In one scene in the film, an aggravated Sylvie laments to Dylan that it’s odd that he doesn’t talk about who he is, where he comes from, what he stands for or what his music is about. That’s true. While time is a bit blurry throughout the film (time stamps are sparse), the two are together for a substantial period of time, even living together by some point, and they don’t seem to really know who the other person is — and neither does the audience. That’s just lazy storytelling.
Even the transitions throughout this short era of Dylan’s career, like when he’s at an industry party and complains that everyone in the room wants a different thing from him, are so quick and poorly constructed that the film leaves the audience with more questions than answers.
It’s wild that a movie with such a long runtime could fill up its minutes with such thin characterization and story that Mangold and Cocks try in vain to compensate with one recreated live music performance after another. “A Complete Unknown” never feels like much of a movie and certainly not a biopic. Rather, it comes across as subpar, reality-adjacent fan fiction.

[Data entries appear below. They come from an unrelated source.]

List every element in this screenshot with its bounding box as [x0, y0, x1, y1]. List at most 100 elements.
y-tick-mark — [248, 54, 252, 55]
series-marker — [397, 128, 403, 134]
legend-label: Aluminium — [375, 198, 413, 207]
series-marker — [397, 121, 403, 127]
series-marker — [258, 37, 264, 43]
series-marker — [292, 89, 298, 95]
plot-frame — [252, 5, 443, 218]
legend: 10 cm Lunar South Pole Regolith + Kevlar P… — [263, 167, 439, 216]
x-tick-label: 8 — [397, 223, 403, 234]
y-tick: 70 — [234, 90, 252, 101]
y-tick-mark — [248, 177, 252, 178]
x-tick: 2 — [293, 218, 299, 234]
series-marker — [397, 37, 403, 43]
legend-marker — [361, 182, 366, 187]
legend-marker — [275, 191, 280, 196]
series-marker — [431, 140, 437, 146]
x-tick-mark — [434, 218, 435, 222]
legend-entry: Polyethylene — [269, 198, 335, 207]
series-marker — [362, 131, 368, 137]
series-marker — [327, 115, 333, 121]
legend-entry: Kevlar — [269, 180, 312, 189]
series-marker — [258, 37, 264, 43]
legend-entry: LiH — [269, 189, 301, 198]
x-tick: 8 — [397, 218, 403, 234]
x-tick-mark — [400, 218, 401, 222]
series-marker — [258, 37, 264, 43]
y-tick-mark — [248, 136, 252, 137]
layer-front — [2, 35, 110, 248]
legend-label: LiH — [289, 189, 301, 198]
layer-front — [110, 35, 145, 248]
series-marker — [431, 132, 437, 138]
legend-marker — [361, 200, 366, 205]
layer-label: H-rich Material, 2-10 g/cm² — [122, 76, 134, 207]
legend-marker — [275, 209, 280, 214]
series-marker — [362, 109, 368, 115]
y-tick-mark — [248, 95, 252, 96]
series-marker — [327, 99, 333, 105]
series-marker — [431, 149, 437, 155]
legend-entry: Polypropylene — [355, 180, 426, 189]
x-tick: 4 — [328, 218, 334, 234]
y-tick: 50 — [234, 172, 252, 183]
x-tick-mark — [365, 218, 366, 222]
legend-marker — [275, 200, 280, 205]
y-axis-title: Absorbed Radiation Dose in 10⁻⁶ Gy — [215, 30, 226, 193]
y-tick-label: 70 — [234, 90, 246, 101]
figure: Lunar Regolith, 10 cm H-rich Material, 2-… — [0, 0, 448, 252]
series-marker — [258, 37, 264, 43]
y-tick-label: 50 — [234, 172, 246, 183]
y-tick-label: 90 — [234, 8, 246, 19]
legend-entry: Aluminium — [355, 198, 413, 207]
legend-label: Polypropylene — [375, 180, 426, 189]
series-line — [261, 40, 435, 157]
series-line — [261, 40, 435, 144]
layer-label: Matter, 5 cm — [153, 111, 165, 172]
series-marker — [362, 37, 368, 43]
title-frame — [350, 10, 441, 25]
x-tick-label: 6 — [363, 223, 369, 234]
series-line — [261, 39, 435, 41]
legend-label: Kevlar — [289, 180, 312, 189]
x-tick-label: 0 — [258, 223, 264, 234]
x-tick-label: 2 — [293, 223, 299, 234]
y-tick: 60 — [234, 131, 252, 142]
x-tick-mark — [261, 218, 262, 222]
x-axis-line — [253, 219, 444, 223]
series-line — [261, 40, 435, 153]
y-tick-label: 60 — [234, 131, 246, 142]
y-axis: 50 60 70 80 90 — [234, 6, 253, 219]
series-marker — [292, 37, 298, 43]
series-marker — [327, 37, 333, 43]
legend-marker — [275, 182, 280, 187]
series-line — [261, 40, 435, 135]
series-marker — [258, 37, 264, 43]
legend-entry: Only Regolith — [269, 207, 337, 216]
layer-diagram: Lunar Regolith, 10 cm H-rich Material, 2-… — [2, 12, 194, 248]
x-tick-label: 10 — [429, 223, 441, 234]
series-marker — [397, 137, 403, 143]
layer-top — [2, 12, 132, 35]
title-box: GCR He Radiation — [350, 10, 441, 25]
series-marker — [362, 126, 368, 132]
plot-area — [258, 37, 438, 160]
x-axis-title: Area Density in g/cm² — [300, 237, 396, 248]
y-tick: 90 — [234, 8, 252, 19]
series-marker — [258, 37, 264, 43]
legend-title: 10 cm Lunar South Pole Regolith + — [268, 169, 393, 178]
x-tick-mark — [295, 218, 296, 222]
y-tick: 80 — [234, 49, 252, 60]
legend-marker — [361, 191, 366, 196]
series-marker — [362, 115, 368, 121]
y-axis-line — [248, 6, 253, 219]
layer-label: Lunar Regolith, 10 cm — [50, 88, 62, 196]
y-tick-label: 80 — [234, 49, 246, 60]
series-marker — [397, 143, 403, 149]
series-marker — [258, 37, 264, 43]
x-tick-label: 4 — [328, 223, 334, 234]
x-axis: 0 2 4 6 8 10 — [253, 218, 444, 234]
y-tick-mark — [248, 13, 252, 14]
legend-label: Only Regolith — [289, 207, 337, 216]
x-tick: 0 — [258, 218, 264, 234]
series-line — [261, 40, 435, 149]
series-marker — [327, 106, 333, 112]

Because it’s too focused on superficially baiting fans — of both Dylan and Chalamet — with numerous musical performances and romantic interludes than telling a more complicated story that actually explores the facts, including the few that actually manage to land in the movie.
There’s an opportunity to do so with Barbaro’s role. This is the actor’s most prominent film performance to date, and her relative anonymity helps boost her performance. Not only can she at least somewhat disappear in the role and let Baez’s character shine in it, the portrayal feels earnest, sincere and intriguing even when the film is not.
One of the reasons that made Baez’s and Dylan’s career so complicated is because she was very politically engaged in these early years of her own career, and he was less so at the time. That’s something “A Complete Unknown” fails to take into account; instead portraying their relationship as more or less a pompous, philandering musician, and his also talented mistress.
For a film that is so awestruck by Dylan’s rebellion, it does little to portray him as a revolutionary — in his music, his politics or otherwise. He actually comes across typical; a man and cheating lover whose music propels him into superstardom, who apparently becomes bored with his women and music then delivers a rocked-out performance that pisses off a lot of people.
The end.
The real Dylan did get one thing right in his assessment of “A Complete Unknown:” It is… some other version of him. And it’s unfulfilling.